Much has been written about the Little Rock School Crisis of 1957, but very little has been devoted to the following year—the Lost Year, 1958–59—when Little Rock schools were closed to all students, both black and white. Finding the Lost Year is the first book to look at the unresolved elements of the school desegregation crisis and how it turned into a community crisis, when policymakers thwarted desegregation and challenged the creation of a racially integrated community and when competing groups staked out agendas that set Arkansas’s capital on a path that has played out for the past fifty years.
In Little Rock in 1958, 3,665 students were locked out of a free public education. Teachers’ lives were disrupted, but students’ lives were even more confused. Some were able to attend schools outside the city, some left the state, some joined the military, some took correspondence courses, but fully 50 percent of the black students went without any schooling.
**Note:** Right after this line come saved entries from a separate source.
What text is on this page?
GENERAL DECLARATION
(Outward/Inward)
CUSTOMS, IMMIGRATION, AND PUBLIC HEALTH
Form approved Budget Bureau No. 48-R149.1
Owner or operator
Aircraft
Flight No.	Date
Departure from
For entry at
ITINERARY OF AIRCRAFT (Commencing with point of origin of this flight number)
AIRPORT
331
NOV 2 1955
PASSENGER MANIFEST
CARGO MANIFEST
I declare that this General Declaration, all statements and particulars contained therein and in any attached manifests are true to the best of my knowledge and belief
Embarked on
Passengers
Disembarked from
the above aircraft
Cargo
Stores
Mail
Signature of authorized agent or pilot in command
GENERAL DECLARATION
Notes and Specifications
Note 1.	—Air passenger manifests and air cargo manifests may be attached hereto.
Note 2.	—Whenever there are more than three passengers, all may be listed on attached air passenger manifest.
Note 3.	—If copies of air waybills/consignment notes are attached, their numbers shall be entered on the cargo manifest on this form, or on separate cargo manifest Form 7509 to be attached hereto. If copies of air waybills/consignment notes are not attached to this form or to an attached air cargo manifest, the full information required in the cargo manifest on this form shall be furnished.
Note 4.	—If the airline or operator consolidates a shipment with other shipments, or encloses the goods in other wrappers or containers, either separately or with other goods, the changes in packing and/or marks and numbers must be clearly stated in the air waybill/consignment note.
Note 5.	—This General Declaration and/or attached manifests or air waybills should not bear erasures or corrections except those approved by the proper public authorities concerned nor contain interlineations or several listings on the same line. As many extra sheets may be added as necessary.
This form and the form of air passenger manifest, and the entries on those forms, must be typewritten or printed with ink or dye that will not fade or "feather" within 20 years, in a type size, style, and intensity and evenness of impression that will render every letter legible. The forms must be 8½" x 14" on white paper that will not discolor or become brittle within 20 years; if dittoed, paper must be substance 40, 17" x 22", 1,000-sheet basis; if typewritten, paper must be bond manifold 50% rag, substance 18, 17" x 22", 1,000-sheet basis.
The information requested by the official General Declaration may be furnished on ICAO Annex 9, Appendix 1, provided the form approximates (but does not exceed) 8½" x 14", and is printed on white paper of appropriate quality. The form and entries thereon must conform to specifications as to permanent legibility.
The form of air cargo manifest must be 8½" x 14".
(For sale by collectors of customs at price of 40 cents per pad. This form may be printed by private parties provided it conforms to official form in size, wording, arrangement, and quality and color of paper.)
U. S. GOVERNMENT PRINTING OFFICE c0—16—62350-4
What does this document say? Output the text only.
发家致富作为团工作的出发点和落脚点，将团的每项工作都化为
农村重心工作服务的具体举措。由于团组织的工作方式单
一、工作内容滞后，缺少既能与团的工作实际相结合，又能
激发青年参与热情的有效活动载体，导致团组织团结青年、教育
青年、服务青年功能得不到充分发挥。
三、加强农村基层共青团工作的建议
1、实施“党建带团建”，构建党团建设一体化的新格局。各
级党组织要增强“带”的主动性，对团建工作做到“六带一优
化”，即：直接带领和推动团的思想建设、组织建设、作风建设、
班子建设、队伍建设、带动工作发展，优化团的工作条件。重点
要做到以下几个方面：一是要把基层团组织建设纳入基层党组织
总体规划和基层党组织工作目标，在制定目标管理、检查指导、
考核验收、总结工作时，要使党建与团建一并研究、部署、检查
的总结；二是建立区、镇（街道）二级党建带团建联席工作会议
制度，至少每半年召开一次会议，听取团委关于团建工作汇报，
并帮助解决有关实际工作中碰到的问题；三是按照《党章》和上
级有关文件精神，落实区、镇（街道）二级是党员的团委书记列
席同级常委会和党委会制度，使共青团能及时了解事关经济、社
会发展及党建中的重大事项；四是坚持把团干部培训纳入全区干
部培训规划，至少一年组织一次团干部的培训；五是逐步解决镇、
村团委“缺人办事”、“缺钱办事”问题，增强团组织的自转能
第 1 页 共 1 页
Drawing on personal interviews with over sixty former teachers and students, black and white, Gordy details the long-term consequences for students affected by events and circumstances over which they had little control.
“Fifty years ago segregationists trying to keep black students out of Little Rock Central High inadvertently broke up one of the country’s greatest football dynasties. . . . Wait a minute. . . . Who said you can’t have a high school football team just because you don’t have a high school? Canceling football, Faubus decreed, would be ‘a cruel and unnecessary blow to the children.’ O.K. then, everyone agreed. Play ball!”